Abilismo Interiorizzato: basta leggere un giornale o accendere giusto cinque minuti la televisione per accorgersi di come la disabilità viene narrata in Italia: cinque grammi di pietismo, tre di inspiration porn, sei di paternalismo e avremo così ottenuto la ricetta per la storia “perfetta”.
Una storia in cui la persona disabile è unə piccolə supereroe, che nonostante tutte le difficoltà riesce a condurre una vita “normale”. Ovviamente, senza un briciolo di vergogna, bisogna elencare tutte queste difficoltà, altrimenti non si può quantificare il suo grado di disabilità.

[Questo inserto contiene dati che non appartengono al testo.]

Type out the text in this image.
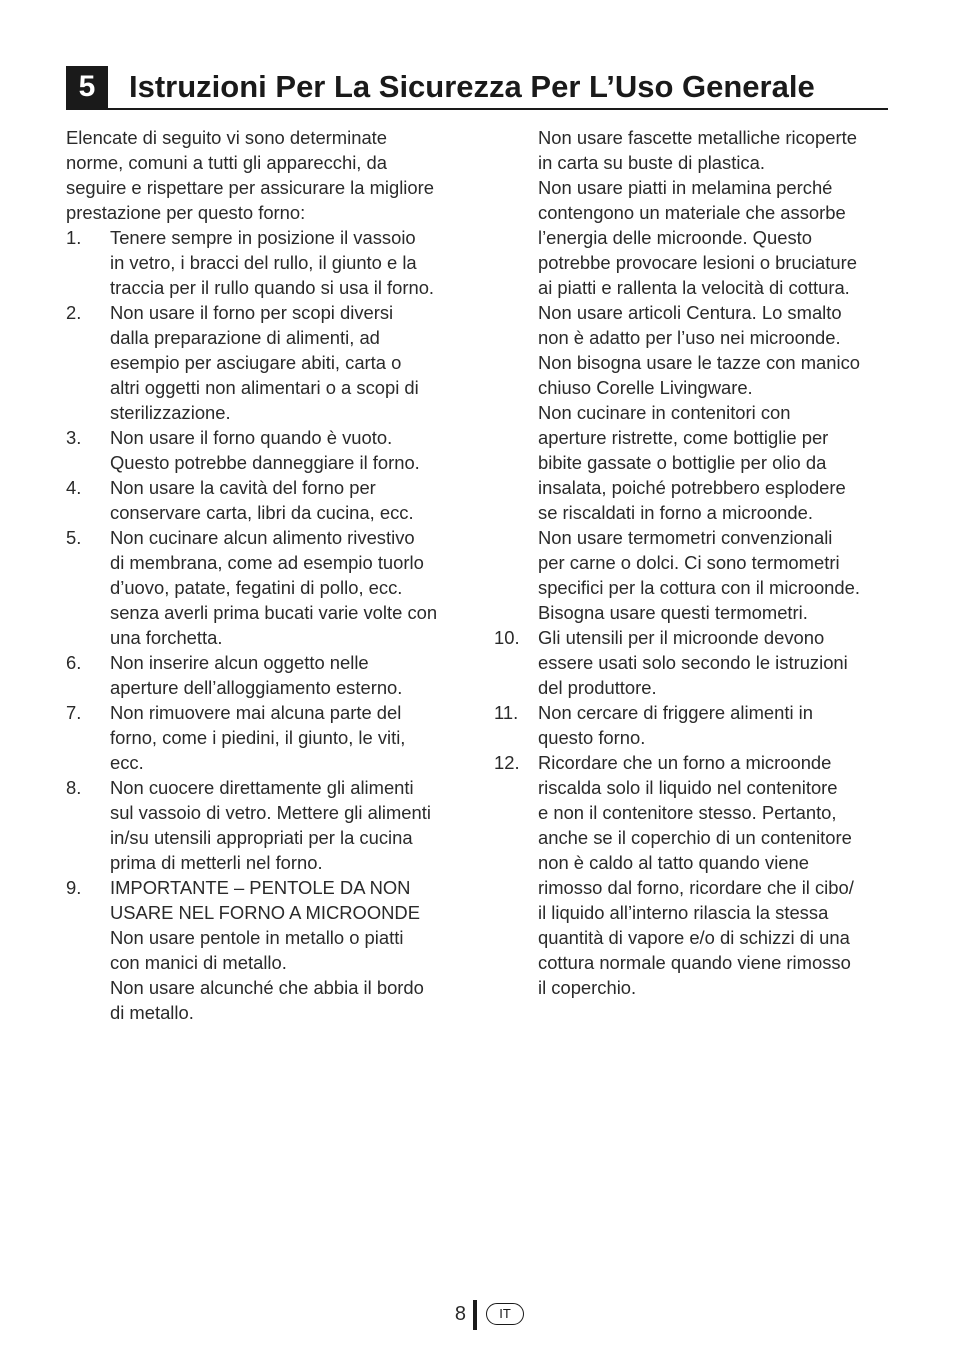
5	Istruzioni Per La Sicurezza Per L’Uso Generale
Elencate di seguito vi sono determinate
norme, comuni a tutti gli apparecchi, da
seguire e rispettare per assicurare la migliore
prestazione per questo forno:
1. Tenere sempre in posizione il vassoio
in vetro, i bracci del rullo, il giunto e la
traccia per il rullo quando si usa il forno.
2. Non usare il forno per scopi diversi
dalla preparazione di alimenti, ad
esempio per asciugare abiti, carta o
altri oggetti non alimentari o a scopi di
sterilizzazione.
3. Non usare il forno quando è vuoto.
Questo potrebbe danneggiare il forno.
4. Non usare la cavità del forno per
conservare carta, libri da cucina, ecc.
5. Non cucinare alcun alimento rivestivo
di membrana, come ad esempio tuorlo
d’uovo, patate, fegatini di pollo, ecc.
senza averli prima bucati varie volte con
una forchetta.
6. Non inserire alcun oggetto nelle
aperture dell’alloggiamento esterno.
7. Non rimuovere mai alcuna parte del
forno, come i piedini, il giunto, le viti,
ecc.
8. Non cuocere direttamente gli alimenti
sul vassoio di vetro. Mettere gli alimenti
in/su utensili appropriati per la cucina
prima di metterli nel forno.
9. IMPORTANTE – PENTOLE DA NON
USARE NEL FORNO A MICROONDE
Non usare pentole in metallo o piatti
con manici di metallo.
Non usare alcunché che abbia il bordo
di metallo.
Non usare fascette metalliche ricoperte
in carta su buste di plastica.
Non usare piatti in melamina perché
contengono un materiale che assorbe
l’energia delle microonde. Questo
potrebbe provocare lesioni o bruciature
ai piatti e rallenta la velocità di cottura.
Non usare articoli Centura. Lo smalto
non è adatto per l’uso nei microonde.
Non bisogna usare le tazze con manico
chiuso Corelle Livingware.
Non cucinare in contenitori con
aperture ristrette, come bottiglie per
bibite gassate o bottiglie per olio da
insalata, poiché potrebbero esplodere
se riscaldati in forno a microonde.
Non usare termometri convenzionali
per carne o dolci. Ci sono termometri
specifici per la cottura con il microonde.
Bisogna usare questi termometri.
10. Gli utensili per il microonde devono
essere usati solo secondo le istruzioni
del produttore.
11. Non cercare di friggere alimenti in
questo forno.
12. Ricordare che un forno a microonde
riscalda solo il liquido nel contenitore
e non il contenitore stesso. Pertanto,
anche se il coperchio di un contenitore
non è caldo al tatto quando viene
rimosso dal forno, ricordare che il cibo/
il liquido all’interno rilascia la stessa
quantità di vapore e/o di schizzi di una
cottura normale quando viene rimosso
il coperchio.
8	IT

Nonostante la sua condizione “speciale” ce la fa.
La narrazione della disabilità nel nostro Paese è ancora vittima di un’enorme disinformazione, che spesso si trasforma nell’abilismo più becero.
Non è raro trovare nelle situazioni che si verificano tutti i giorni casi di microaggressioni e microsvalutazioni, che portano le persone disabili a riflettere inconsapevolmente questo pensiero su sé stesse.
Nasce così l’abilismo interiorizzato, una forma di svalutazione che la persona con disabilità attua sulla sua persona e sull’ambiente che la circonda.
Abilismo interiorizzato: che cos’è?
L’abilismo interiorizzato è quel fenomeno sociale per il quale le persone con disabilità interiorizzano e fanno propri i pregiudizi, gli atti discriminatori e le dinamiche di esclusione che compongono il punto di vista della società abilistica.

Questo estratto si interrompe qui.